全脳自由帳

より考えるために書く

パーフェクト・ブルー(宮部みゆき)

パーフェクト・ブルー (創元推理文庫)

パーフェクト・ブルー (創元推理文庫)

1989年、宮部みゆきの長編デビュー作。

高校野球界のスーパースターが全身にガソリンをかけられ、焼き殺されるというショキングな事件が起こった。俺――元警察犬のマサは、現在の飼い主、蓮見探偵事務所の調査員、加代子と共に落ちこぼれの少年、諸岡進也を探し当て、自宅に連れ帰る途中、その現場に遭遇する。犬の一人称という斬新なスタイルで、社会的なテーマを描く、爽快な読後感の長編デビュー作、怒涛の文庫版。

2つの話(メインの「マサは語る」とサブの「木原」)が並行して描かれ、最後に1つになって結末へ向かう。

さすがにうまく構築されている。意外な真相も不自然に思うことなく受け入れられた。精緻なミステリー小説でありながら青春小説でもあり、社会派小説にもなっている。

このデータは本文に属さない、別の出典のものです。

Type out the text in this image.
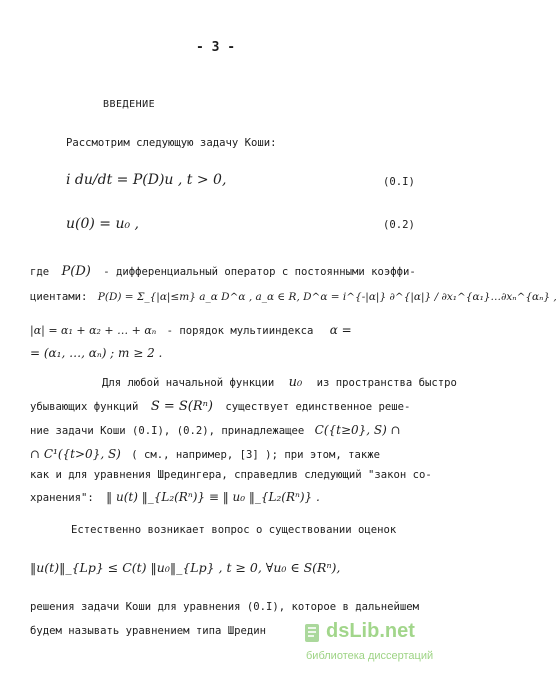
- 3 -
ВВЕДЕНИЕ
Рассмотрим следующую задачу Коши:
i du/dt = P(D)u , t > 0,	(0.I)
u(0) = u₀ ,	(0.2)
где P(D) - дифференциальный оператор с постоянными коэффи-
циентами: P(D) = Σ_{|α|≤m} a_α D^α , a_α ∈ R, D^α = i^{-|α|} ∂^{|α|} / ∂x₁^{α₁}…∂xₙ^{αₙ} ,
|α| = α₁ + α₂ + … + αₙ - порядок мультииндекса α =
= (α₁, …, αₙ) ; m ≥ 2 .
Для любой начальной функции u₀ из пространства быстро
убывающих функций S = S(Rⁿ) существует единственное реше-
ние задачи Коши (0.I), (0.2), принадлежащее C({t≥0}, S) ∩
∩ C¹({t>0}, S) ( см., например, [3] ); при этом, также
как и для уравнения Шредингера, справедлив следующий "закон со-
хранения": ‖ u(t) ‖_{L₂(Rⁿ)} ≡ ‖ u₀ ‖_{L₂(Rⁿ)} .
Естественно возникает вопрос о существовании оценок
‖u(t)‖_{Lp} ≤ C(t) ‖u₀‖_{Lp} , t ≥ 0, ∀u₀ ∈ S(Rⁿ),
решения задачи Коши для уравнения (0.I), которое в дальнейшем
будем называть уравнением типа Шредин	dsLib.net
библиотека диссертаций
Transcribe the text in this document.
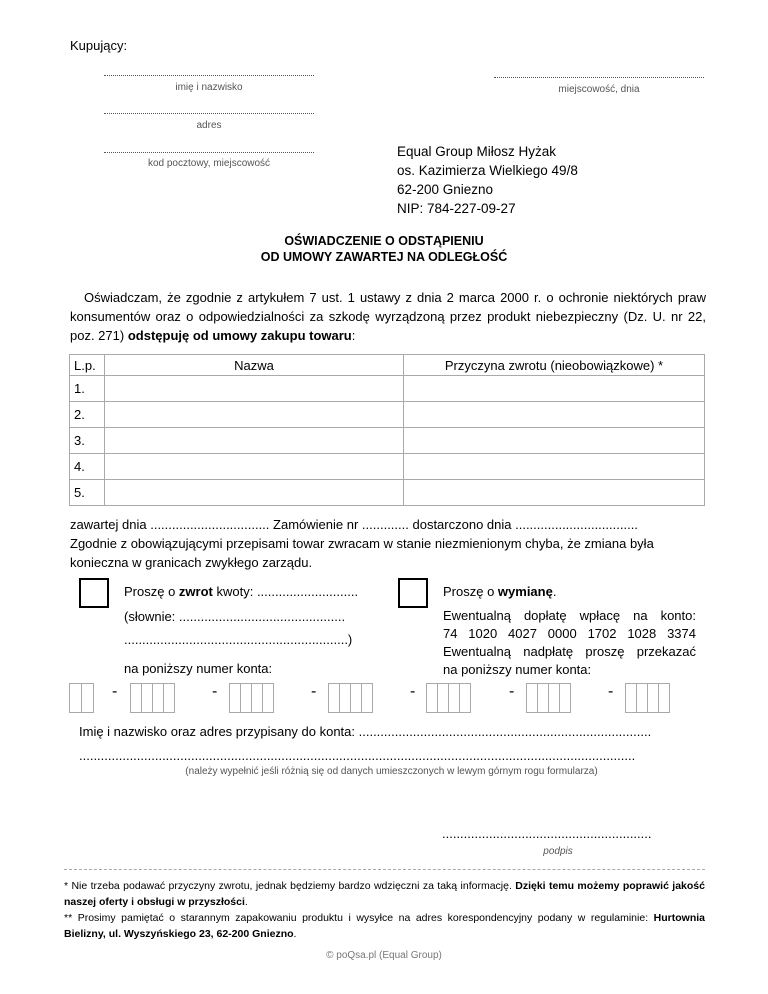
Kupujący:
imię i nazwisko	miejscowość, dnia
adres
kod pocztowy, miejscowość
Equal Group Miłosz Hyżak
os. Kazimierza Wielkiego 49/8
62-200 Gniezno
NIP: 784-227-09-27
OŚWIADCZENIE O ODSTĄPIENIU
OD UMOWY ZAWARTEJ NA ODLEGŁOŚĆ
Oświadczam, że zgodnie z artykułem 7 ust. 1 ustawy z dnia 2 marca 2000 r. o ochronie niektórych praw konsumentów oraz o odpowiedzialności za szkodę wyrządzoną przez produkt niebezpieczny (Dz. U. nr 22, poz. 271) odstępuję od umowy zakupu towaru:
L.p.	Nazwa	Przyczyna zwrotu (nieobowiązkowe) *
1.		
2.		
3.		
4.		
5.		
zawartej dnia ................................. Zamówienie nr ............. dostarczono dnia ..................................
Zgodnie z obowiązującymi przepisami towar zwracam w stanie niezmienionym chyba, że zmiana była konieczna w granicach zwykłego zarządu.
Proszę o zwrot kwoty: ............................
(słownie: ..............................................
..............................................................)
na poniższy numer konta:
Proszę o wymianę.
Ewentualną dopłatę wpłacę na konto:
74 1020 4027 0000 1702 1028 3374
Ewentualną nadpłatę proszę przekazać
na poniższy numer konta:
-	-	-	-	-	-
Imię i nazwisko oraz adres przypisany do konta: .................................................................................
..........................................................................................................................................................
(należy wypełnić jeśli różnią się od danych umieszczonych w lewym górnym rogu formularza)
..........................................................
podpis
* Nie trzeba podawać przyczyny zwrotu, jednak będziemy bardzo wdzięczni za taką informację. Dzięki temu możemy poprawić jakość naszej oferty i obsługi w przyszłości.
** Prosimy pamiętać o starannym zapakowaniu produktu i wysyłce na adres korespondencyjny podany w regulaminie: Hurtownia Bielizny, ul. Wyszyńskiego 23, 62-200 Gniezno.
© poQsa.pl (Equal Group)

難を言うと、個人的に好みに合わない点が2つ。まずこの物語が犬のマサの視点で語られていること。犬の語りにしなくても特に問題なく描ける話だと思う。動物が好きな人にはよい味つけになっているのかもしれないが。それと、登場人物(特に諸岡進也と蓮見姉妹)がやたらとしゃれたセリフをしゃべること。今までに読んだ宮部作品ではそんなことはなかったので、このデビュー作だけの趣向だったのかもしれない。

これら2つの点は「アヒルと鴨のコインロッカー」(伊坂幸太郎)と共通しているのだが、読み終えてみるとこの「パーフェクト・ブルー」ではそれほど障害になっていない。読後感よし。